A piece of historical fiction of an incident little remembered today is the subject of the 2023 One Book One Community selection.
The Children’s Blizzard by Melanie Benjamin reveals a little-known story of courage on the prairie, a freak blizzard that struck the Great Plains, threatening the lives of hundreds of immigrant homesteaders -- especially their children.

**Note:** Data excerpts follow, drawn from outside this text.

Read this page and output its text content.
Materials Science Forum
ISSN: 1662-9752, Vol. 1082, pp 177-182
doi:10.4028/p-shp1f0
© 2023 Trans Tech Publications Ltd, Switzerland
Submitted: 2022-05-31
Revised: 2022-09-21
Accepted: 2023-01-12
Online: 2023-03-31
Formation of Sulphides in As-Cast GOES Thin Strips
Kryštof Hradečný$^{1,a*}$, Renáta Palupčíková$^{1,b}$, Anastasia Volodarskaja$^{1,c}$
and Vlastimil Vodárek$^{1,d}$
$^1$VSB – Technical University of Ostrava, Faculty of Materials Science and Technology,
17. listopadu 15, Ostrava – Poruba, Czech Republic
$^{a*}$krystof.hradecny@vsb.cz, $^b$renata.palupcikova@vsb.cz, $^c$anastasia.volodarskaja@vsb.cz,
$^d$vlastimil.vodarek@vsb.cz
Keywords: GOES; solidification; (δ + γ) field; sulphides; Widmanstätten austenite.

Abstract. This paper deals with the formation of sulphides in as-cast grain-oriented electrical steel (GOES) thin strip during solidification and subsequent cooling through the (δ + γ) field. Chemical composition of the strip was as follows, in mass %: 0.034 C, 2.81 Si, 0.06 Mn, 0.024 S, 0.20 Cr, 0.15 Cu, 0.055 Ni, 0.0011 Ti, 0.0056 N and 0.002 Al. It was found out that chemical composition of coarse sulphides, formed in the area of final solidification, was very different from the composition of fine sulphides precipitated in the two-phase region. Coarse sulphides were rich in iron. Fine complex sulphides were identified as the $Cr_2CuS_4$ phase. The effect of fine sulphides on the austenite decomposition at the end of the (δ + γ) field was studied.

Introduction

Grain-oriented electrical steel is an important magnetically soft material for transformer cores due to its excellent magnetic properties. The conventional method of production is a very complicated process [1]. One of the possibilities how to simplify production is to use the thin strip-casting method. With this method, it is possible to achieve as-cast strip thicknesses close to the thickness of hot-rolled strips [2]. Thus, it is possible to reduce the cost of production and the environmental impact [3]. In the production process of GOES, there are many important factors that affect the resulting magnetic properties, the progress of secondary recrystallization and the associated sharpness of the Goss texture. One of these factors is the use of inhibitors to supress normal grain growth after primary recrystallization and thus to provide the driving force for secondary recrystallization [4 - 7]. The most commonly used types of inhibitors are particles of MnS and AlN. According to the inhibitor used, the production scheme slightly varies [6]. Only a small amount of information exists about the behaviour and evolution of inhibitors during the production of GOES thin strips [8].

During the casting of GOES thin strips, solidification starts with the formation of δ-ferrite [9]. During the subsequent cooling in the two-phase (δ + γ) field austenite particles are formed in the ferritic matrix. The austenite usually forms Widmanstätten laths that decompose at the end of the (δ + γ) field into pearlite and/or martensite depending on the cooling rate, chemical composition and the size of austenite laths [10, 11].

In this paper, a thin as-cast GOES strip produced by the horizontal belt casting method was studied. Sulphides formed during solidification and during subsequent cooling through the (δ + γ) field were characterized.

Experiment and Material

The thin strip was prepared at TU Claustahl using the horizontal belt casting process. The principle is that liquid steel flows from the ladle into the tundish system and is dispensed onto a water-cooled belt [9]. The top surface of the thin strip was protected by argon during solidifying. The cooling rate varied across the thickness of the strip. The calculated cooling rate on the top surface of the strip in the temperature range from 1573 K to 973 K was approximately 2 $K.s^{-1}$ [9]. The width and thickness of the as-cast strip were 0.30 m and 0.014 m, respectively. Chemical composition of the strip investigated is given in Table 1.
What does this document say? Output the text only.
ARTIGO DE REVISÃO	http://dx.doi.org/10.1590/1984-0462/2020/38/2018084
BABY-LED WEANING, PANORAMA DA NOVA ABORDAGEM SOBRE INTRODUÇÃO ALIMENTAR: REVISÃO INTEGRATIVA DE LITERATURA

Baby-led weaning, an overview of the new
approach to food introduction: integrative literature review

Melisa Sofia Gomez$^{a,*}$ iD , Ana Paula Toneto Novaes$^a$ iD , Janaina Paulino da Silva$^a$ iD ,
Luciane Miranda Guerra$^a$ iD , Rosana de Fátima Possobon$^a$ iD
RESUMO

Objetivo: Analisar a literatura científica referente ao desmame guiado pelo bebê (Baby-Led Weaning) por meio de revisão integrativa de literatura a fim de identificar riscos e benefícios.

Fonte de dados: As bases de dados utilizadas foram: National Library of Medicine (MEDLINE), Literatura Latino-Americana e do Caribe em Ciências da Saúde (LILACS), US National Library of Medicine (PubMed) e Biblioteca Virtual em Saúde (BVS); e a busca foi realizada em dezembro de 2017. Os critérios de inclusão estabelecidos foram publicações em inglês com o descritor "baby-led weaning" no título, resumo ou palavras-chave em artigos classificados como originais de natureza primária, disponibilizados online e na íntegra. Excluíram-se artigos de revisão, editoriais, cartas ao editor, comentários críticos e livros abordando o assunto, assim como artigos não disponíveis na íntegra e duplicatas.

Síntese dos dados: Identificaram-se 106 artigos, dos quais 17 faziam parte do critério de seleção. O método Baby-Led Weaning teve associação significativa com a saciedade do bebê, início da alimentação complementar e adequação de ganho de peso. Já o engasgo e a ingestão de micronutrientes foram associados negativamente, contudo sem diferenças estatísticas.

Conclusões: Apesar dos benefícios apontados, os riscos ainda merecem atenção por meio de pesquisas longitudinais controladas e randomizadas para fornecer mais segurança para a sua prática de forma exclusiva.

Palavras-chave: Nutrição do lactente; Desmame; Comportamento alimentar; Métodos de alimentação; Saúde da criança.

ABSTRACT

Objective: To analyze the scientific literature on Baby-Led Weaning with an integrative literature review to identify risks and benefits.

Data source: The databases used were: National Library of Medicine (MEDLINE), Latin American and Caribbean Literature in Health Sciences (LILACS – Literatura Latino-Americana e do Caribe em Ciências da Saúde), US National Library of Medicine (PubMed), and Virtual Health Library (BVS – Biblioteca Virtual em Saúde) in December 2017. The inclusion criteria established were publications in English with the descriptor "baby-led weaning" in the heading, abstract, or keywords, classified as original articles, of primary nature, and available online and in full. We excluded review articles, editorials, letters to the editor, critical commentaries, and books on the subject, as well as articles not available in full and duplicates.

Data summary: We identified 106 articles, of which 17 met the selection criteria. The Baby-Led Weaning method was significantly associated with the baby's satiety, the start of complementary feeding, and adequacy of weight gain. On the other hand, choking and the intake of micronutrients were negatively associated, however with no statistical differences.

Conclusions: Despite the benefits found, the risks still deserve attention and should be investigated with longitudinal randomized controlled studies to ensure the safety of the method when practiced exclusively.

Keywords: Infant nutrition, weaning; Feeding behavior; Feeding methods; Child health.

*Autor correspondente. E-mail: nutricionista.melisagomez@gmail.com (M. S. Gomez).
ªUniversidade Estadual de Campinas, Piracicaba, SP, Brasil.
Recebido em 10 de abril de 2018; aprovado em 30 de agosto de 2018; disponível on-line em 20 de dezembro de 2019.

The morning of January 12, 1888, was unusually mild, following a long cold spell, warm enough for the homesteaders of the Dakota territory to venture out again, and for their children to return to school without their heavy coats -- leaving them unprepared when disaster struck. At just the hour when most prairie schools were letting out for the day, a terrifying, fast-moving blizzard struck without warning. Schoolteachers as young as 16 were suddenly faced with life and death decisions: keep the children inside, to risk freezing to death when fuel ran out, or send them home, praying they wouldn't get lost in the storm?
Based on actual oral histories of survivors, the novel follows the stories of Raina and Gerda Olsen, two sisters, both schoolteachers--one who becomes a hero of the storm, and one who finds herself ostracized in the aftermath. It's also the story of Anette Pedersen, a servant girl whose miraculous survival serves as a turning point in her life and touches the heart of Gavin Woodson, a newspaperman seeking redemption. It is Woodson and others like him who wrote the embellished news stories that lured immigrants across the sea to settle a pitiless land. Boosters needed immigrants to settle territories into states, and they didn't care what lies they told them to get them there -- or whose land it originally was.
Benjamin, who has nine titles to her credit with another book to be released next year, will visit Alliance on Thursday, March 23. Programs will be held at Rodman Public Library prior to the author’s visit and details will be forthcoming.
Copies of The Children’s Blizzard will be available for sale at RPL by mid-December.